Country catches up with Green

For years, Pat Green was considered one of the best country singers nobody had heard of.

Well, the word is out.

With a song that recently broke the top 20 on the country charts, an opening slot on Kenny Chesney’s summer tour and a music video playing in regular rotation on CMT, the longtime crooner with a rabid following in Texas has officially hit the national scene.

“I don’t want to say it’s by design, because certainly I would love to have been further along by now,” says Green, who’s been making music for 15 years. “But at the same time, we always had the philosophy that slow growth in the music business is permanent. If you try to grow real fast in the business, it seems like most of the time you get swept up on the way.”

Green, fresh off his tour with Chesney and new superstar Gretchen Wilson, plays at 8 p.m. Saturday at The Granada, 1020 Mass. He says he’s glad to be back on his own, the way he toured for about seven years prior to this summer.

Pat Green, fresh off a summer tour with Kenny Chesney, is back performing solo.
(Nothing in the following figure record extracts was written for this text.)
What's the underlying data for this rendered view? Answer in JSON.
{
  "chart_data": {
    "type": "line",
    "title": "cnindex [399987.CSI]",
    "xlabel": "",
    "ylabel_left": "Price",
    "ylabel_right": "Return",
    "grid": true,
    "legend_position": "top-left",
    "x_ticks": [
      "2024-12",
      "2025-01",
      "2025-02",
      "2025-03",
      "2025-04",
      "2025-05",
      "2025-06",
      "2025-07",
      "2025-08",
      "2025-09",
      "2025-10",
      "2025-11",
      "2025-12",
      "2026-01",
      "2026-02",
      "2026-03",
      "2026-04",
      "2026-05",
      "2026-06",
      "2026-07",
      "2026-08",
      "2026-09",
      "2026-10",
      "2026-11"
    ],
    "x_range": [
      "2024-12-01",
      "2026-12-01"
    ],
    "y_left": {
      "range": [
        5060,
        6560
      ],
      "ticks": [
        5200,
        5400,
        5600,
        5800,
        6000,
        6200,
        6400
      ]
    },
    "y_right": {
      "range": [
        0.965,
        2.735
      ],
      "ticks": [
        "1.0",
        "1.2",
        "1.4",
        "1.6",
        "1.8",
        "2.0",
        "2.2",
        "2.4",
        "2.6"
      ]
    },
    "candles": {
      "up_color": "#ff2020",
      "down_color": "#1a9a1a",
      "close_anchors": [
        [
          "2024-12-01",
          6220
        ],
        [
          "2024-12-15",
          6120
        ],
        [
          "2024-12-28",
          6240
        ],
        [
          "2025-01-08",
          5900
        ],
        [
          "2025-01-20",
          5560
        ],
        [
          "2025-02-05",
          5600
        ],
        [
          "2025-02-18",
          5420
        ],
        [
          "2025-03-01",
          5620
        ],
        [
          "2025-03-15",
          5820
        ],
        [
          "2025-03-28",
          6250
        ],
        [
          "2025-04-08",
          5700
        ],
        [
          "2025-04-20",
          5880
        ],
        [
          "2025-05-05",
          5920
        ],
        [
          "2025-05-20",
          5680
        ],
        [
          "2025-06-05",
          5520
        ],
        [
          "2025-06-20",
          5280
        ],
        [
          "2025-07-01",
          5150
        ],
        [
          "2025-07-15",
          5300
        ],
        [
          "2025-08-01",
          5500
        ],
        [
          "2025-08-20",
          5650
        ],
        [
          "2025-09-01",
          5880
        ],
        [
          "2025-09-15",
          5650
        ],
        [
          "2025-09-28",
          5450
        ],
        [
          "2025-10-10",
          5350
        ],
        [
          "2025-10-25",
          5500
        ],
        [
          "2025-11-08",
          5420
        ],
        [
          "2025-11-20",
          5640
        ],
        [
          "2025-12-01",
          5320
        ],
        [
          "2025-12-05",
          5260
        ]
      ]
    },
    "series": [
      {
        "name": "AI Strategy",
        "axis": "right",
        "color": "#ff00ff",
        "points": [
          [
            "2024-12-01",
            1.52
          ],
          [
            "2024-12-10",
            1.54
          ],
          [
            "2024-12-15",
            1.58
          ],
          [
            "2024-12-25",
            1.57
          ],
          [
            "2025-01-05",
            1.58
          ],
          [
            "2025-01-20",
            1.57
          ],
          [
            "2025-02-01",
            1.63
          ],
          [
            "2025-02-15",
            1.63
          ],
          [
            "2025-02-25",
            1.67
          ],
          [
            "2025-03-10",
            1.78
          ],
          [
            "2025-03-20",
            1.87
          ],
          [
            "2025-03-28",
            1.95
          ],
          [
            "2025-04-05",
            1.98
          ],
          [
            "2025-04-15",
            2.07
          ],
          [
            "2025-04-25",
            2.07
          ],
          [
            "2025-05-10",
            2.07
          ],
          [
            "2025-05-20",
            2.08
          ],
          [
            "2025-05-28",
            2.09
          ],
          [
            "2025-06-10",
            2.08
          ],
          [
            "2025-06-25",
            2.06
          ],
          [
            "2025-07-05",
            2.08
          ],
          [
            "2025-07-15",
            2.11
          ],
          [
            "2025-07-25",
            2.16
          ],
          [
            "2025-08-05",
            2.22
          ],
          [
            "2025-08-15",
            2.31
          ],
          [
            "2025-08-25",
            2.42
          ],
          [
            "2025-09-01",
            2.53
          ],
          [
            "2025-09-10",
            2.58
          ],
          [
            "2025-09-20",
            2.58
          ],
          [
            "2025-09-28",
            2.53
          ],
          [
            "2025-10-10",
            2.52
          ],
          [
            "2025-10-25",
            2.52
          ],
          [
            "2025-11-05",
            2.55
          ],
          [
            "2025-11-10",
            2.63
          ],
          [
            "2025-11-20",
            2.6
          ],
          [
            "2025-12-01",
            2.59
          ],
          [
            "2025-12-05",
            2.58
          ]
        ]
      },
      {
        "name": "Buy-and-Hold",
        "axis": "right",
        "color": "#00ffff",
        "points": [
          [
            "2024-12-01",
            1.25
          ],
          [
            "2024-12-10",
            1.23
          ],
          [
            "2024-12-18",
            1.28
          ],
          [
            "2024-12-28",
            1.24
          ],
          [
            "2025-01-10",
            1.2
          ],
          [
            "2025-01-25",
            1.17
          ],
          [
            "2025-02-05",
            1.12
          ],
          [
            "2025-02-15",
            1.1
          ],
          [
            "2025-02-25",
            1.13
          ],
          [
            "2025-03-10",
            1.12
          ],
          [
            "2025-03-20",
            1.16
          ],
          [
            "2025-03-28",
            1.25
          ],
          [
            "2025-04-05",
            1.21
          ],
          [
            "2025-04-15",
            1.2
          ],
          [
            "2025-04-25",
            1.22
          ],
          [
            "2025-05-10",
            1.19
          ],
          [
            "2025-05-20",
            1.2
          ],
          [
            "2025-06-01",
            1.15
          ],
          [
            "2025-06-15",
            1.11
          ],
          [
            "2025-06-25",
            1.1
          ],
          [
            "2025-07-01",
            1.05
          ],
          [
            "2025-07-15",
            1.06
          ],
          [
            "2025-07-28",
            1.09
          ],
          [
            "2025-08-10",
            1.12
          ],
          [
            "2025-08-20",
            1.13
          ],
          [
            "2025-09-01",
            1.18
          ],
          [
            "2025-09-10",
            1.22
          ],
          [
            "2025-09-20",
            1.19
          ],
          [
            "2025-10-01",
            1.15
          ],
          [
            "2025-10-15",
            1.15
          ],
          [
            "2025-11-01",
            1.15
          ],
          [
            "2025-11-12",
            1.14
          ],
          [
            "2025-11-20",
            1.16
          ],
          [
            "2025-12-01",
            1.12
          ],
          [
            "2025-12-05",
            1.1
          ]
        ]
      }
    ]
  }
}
“I’m certainly more used to being the closer as opposed to the opener,” Green says. “Opening for Chesney for the summer was fantastic, not just to see what a really big tour is all about but to get a chance to play on the big stage for the entire summer. It was humbling in that we went on before daylight had expired, before the sun went down.”

Green, 33, has been writing and performing songs since his days as a student at Texas Tech University. He was born in San Antonio, raised in Waco, and now is based in Austin.

He became a Lone Star State icon playing the bar circuit, but his fame never caught fire elsewhere.

Green sold more than 300,000 albums before signing with a major record label, which he did with Republic/Universal in 2001. He’s enjoying finally being in a brighter spotlight.

“It seems like everything, to me, is working in the right direction,” he says. “It kind of lets me have two or three careers. It’s difficult for people to jump on a band and stay on for a long, long time. So to keep having fresh blood is really great.”

While vowing to stay true to his Texas roots, Green says focusing on climbing the country charts and getting TV exposure will only help his career.

“Radio play and being part of the media and in the public eye, those things – you can’t put a price tag on them if you’re going to try to be in showbiz,” Green says. “This is showbiz, right? You’ve got to be in the public.”

Green now has 10 albums under his belt and has been nominated for three Grammys – Best Country Song in 2003 and 2004, and Best Country Performance in 2003.

On his most recent album, “The Lucky Ones,” Green co-wrote two songs with Rob Thomas, the Matchbox Twenty frontman. He also co-wrote a song with fellow country singer Brad Paisley.

“My dad was always kind of a guy that said you have to learn the whole craft,” Green says. “I think I’d be incomplete without (songwriting). Then again, there are guys out there, they’re doing really great in country music and it’s just not important to them to write a song. And I don’t have anything against that at all.”

Green’s music has been called traditional country, alt-country and “Texas country.” He says he’s as comfortable in a college-town bar as he is in a Texas dance hall.

And he doesn’t worry about how he gets categorized.

“You could call my music Chinese polka if you like it,” he says. “I don’t sit down and write country music. Nor do I sit down to write rock and roll or anything else. I just sit down to write my music. And if it comes out a certain way or another and you dig it, man, I’m all about that.”